Taguiloa laughed. “Never mind. Just wondering. We’ll take care of ourselves.” He turned and sauntered out, the others trailing silently, contentedly, behind him, the guard bringing up the rear of the procession. Harm had slipped on her finger bells and after a few steps started up a jaunty beat, whistling a tune to match it, turning their exit into a triumphal march.
6. Moving On
BRANN GAVE THE POT a final burnishing and set it in its velvet nest; she closed the lid and eased the flat little hook into its eye. Have to tell Chandro to drop this off at Perando for me. She smiled. Sailing man, like my Sammang, like another few I’ve known. I’ve definitely got a weakness for them, these sailing men. She looked up as she heard the squawk of an albatross dipping low over the ship. Yaril commenting on something, probably another ship. Hope it’s not trouble out of Silili. Couldn’t be, not yet, they won’t have sorted out the mess in the Tekora’s palace yet. She slid down in the chair until her neck rested on the top slat, swung her feet onto the table and crossed her ankles, lay stretched out contemplating the ceiling beams, dismissing the recent events in Silili, thinking about her quest and its end. A strange time that was. Gods and mortals jostling and elbowing each other, all wanting something different, getting in each other’s way, scattering lies like seeds at spring planting, nothing exactly what it seemed.

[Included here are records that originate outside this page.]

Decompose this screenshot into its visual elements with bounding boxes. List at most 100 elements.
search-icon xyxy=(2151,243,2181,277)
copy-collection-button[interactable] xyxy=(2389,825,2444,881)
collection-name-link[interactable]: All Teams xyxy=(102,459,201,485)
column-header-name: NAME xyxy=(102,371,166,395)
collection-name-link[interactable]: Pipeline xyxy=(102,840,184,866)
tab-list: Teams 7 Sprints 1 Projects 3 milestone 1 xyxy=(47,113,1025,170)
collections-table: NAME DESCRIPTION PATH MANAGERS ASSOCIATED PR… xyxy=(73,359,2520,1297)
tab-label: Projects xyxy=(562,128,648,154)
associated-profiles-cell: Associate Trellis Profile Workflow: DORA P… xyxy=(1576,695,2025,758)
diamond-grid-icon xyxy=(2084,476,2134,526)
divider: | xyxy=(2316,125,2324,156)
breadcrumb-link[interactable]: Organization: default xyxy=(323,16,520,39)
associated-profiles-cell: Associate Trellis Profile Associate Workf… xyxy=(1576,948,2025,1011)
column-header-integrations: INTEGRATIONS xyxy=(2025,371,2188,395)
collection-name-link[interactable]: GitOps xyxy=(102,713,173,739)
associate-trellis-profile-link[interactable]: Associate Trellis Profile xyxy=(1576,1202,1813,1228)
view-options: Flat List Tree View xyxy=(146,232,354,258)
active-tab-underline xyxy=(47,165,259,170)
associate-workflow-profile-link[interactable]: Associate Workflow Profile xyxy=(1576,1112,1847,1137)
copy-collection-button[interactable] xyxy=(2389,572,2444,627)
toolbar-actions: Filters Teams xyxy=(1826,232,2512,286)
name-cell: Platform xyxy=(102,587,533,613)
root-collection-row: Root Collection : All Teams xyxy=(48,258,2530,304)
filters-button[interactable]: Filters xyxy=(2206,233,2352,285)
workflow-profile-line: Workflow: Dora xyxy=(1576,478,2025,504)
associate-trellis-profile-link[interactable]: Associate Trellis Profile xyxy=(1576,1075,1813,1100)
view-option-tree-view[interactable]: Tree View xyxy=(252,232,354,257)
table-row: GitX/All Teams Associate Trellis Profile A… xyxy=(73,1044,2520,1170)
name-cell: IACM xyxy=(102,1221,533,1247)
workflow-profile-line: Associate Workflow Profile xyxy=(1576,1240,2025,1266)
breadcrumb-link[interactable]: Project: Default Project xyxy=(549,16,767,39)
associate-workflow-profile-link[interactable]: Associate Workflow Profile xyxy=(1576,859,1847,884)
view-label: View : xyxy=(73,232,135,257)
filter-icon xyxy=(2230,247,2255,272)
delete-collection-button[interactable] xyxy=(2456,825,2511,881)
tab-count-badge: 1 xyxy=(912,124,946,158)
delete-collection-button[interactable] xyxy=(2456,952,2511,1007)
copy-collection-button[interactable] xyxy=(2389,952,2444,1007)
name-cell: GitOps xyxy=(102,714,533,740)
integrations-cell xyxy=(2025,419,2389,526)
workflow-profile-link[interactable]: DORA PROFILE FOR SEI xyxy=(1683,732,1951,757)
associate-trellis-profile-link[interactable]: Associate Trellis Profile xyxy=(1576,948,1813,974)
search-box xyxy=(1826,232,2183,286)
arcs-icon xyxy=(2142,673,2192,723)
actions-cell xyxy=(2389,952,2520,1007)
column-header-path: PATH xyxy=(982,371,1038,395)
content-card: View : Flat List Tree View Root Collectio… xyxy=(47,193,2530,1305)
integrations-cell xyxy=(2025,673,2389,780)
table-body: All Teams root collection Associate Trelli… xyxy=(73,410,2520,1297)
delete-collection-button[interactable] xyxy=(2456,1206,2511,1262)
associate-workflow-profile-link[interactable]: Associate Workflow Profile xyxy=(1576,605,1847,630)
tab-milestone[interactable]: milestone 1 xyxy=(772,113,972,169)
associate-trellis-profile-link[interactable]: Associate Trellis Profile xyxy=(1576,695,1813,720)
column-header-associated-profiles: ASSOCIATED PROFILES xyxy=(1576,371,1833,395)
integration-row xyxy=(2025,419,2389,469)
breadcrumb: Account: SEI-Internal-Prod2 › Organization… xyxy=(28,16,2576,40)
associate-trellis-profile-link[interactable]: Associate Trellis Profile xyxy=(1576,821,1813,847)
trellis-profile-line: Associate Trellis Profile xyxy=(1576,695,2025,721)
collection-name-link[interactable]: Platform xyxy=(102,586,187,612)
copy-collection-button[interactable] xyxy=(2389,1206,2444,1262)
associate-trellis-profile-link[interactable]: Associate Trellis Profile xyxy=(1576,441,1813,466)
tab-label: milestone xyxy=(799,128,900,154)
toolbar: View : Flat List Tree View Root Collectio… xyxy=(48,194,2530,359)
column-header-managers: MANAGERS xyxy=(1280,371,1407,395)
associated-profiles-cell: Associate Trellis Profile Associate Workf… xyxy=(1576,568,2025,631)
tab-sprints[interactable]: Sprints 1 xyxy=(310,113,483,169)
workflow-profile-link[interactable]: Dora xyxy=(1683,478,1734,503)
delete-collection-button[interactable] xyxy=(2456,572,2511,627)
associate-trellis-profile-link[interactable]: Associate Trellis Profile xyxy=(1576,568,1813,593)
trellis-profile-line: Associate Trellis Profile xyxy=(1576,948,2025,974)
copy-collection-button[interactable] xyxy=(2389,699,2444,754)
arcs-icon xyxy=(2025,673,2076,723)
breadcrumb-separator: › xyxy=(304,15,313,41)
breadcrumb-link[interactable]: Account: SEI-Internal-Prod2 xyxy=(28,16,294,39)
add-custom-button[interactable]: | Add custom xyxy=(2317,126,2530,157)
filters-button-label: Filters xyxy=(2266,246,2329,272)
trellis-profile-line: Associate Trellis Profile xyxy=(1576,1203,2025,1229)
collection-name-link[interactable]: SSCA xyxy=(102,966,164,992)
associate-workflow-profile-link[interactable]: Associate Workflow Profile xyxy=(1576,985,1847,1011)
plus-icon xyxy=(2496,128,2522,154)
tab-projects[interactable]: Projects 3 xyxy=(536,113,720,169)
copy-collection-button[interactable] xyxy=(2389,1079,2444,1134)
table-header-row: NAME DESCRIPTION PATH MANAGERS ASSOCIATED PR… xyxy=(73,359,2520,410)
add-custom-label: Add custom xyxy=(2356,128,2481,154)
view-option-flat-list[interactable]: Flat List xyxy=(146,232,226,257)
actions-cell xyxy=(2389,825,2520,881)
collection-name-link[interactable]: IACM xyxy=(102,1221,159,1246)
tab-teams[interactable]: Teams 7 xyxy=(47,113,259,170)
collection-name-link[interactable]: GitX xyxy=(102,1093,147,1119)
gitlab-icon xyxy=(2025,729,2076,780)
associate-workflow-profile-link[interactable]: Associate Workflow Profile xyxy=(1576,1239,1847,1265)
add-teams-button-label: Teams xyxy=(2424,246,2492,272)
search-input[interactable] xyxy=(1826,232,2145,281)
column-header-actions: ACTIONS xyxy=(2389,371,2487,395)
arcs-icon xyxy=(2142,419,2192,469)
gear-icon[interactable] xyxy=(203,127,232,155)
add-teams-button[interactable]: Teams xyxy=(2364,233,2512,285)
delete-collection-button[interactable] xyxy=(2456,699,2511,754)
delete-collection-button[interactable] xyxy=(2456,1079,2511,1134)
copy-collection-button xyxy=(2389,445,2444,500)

The ship heeled over suddenly, the chair tottered and fell, dumping her onto the floor. She scrambled to her feet and rushed to the table, caught the box before it tumbled off. “That was close. Sandbar, I suppose, they come and go round here. What Yaril was yammering about more than likely.” She stroked her hand across the smooth lacquer. “Into the chest with you.”
She tucked the box into the heavy seachest at the foot of the bed, got dressed, went out to hunt down the cook and get something to fill the hollow under her ribs.